The committee were then asked to defend their resolution in front of the general assembly. We caught up with three of the EYP delegates to find out what it was all about and what skills they learnt from it.

Jasper: Working Across Schools

Jasper’s key points involved the ability to work together and co-operate across both the Boys’ and Girls’ Schools:

“EYP is a form of debating which has a focus on teamwork. So rather than individually representing a standpoint, it’s all about distributing the speaking. You’re not only putting your argument forward, but that of your whole team. It’s a lot more collaborative and that’s the unique side of EYP: you need to be able to create the resolutions together. It’s about distributing the speaking and making sure all delegates across both schools maximise the opportunities to get their points across.

Another of the unique things about EYP is that it doesn’t end here. There’s a real focus with taking connections forward. It’s not about forced connections, but rather about seeing how every one of us is the future of Europe.”

Lily: Skills for the Future

Lily had a great deal to say about the skills involved in drafting the resolution itself:

“My committee looked at privacy, big data and the use of government surveillance. Governments collect lots of data on citizens and we wanted to prevent this being used irresponsibly, such as with Cambridge Analytica. But we also looked at surveillance itself, and how governments survey citizens in times of national security threats.

Our committee found a line between balancing privacy and security. We wrote a resolution in which we outlined clear criteria by which governments would be able to survey citizens and wrote out regulations concerning when big data could and couldn’t be used.”


Khalila: Global Perspectives

Khalila had more to say about the cultural exchange involved in the EYP:

“We learnt to engage and appreciate different cultures and be respective of differences across the world. Because our native language is English, they needed us as individuals who could help people communicate in a clear and straightforward manner, but who would also respect their differences in culture.

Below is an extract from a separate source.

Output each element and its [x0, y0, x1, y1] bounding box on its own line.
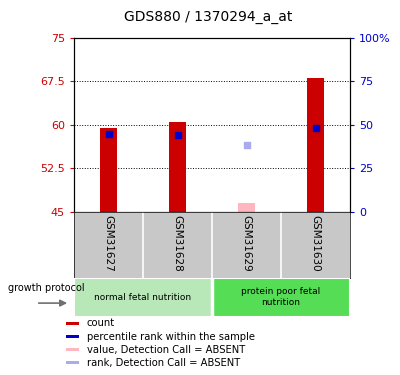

We formed a lot of friendships over the week and spent time with people from all across the world. Jasper and I have become really good friends and we met a student from Croatia who is thinking of coming over to visit us.”

The Future of Europe

Jasper’s comments on the future point to the way in which all our students will be working in the increasingly smaller world of globalisation.

Events like EYP showcase the ability to provide an education both across and beyond our School community – and the ability to nurture global citizens with an international outlook.

We would like to thank Jasper, Lily and Khalila for their inspiring interviews, as well as all staff and other students involved with the trip.